An Excerpt of a Short Story: Working Title: Clock Tower Photograph (A very Rough Draft)


Caroline was the next victim of the picture. When time finally caught up to Jake, reality fell like a hard swung hammer on a thick anvil. There was the rush of sounds—normal sounds, birds chirping, wind rustling the thin leaves of the tall oak in the yard, the distant rumble of a tractor, the kitchen sounds pouring over from inside the house and then the sudden slamming thunderous commotion of the back door.
Caroline had been frozen too.
First Caroline’s jaw stayed shut, like wires had bound it tight together. Then everything came loose. Everything. Her jaw dropped, swung limply, her shoulders slumped, her body bent, and just before she fell to her feet as it looked she would, she sprung. It was an altogether beautifully ugly motion as she pounced on the picture and where Oliver had been before.
There was a sound like the lonely wail of wind on the top of hills during winter. It may not have been a word she said, but Jake always remembered it as one. A long and continuous wailing, “No!”
She snatched up the fallen picture and cradled it as if it were the boy himself. What must have been going through her mind was anyone’s guess, predicting anyone’s reaction to seeing such a completely otherworldly event is next to impossible. She cried long and hard, her whole body shivering with the lonely pain of unacceptance. And yet, she seemed perfectly expecting of the entire event, as if she had been cursed once before to face the loss of some great thing that had meant more than life to her.
Jake made steps toward her then, his acceptance far less than perfect.
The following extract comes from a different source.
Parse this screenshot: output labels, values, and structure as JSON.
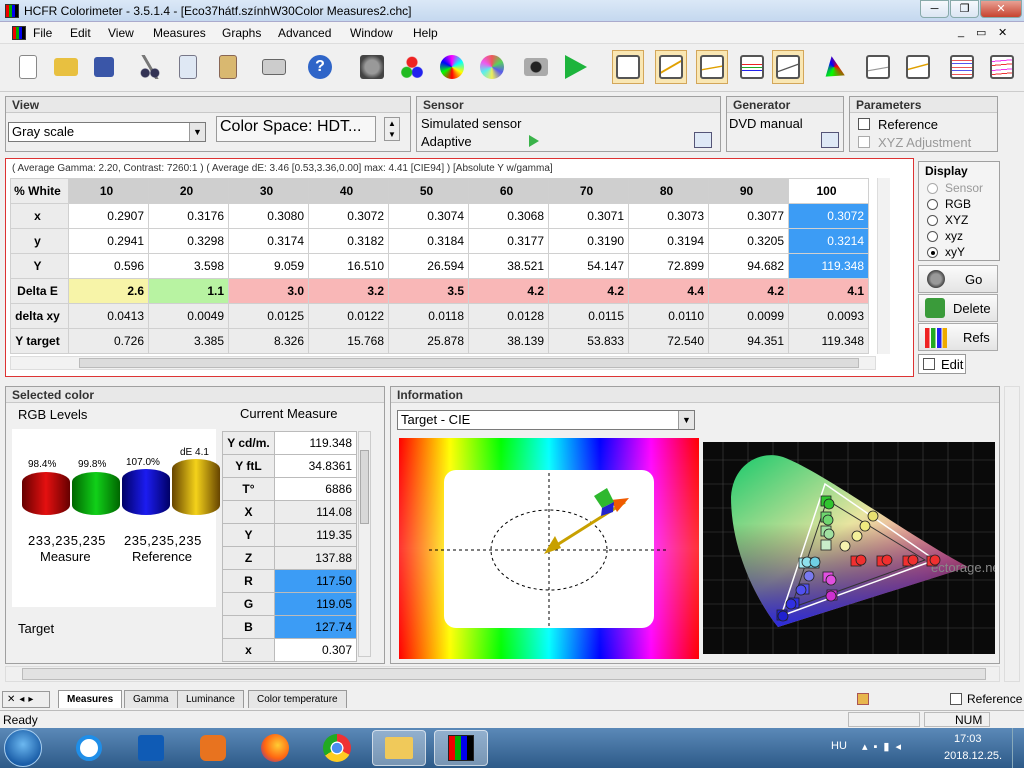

He was still trying to sort through what he had just saw, one hand reached out for Caroline, his long calloused fingers just barely touching the feather soft frizz of her hair before it happened again.
First the sound, then the colors of the picture swirled and leapt out on her milky white flesh and grabbed her. Jake jerked his hand back, sudden terror seizing him, he was completely within the means to offer help—what help there was for such a situation as this—and yet he knew only crippling fear for himself.
She was tugged at first, like a fish caught on a hook, testing the fisherman. She bobbed and weaved first toward the picture then away. Her head turned toward Jake, and in the sea of her eyes he saw the mirror images of all that came before humanity in that long ago endless night of the starless void that once was, a deep and primeval loneliness. And then she was gone, first in bites as the picture pulled her in, and then grand whole parts of her body vanished into the tiny photograph. The last of her to go was the frizzy tips of her long hair that he had just barely touched mere moments ago.
What had he done to deserve such hell?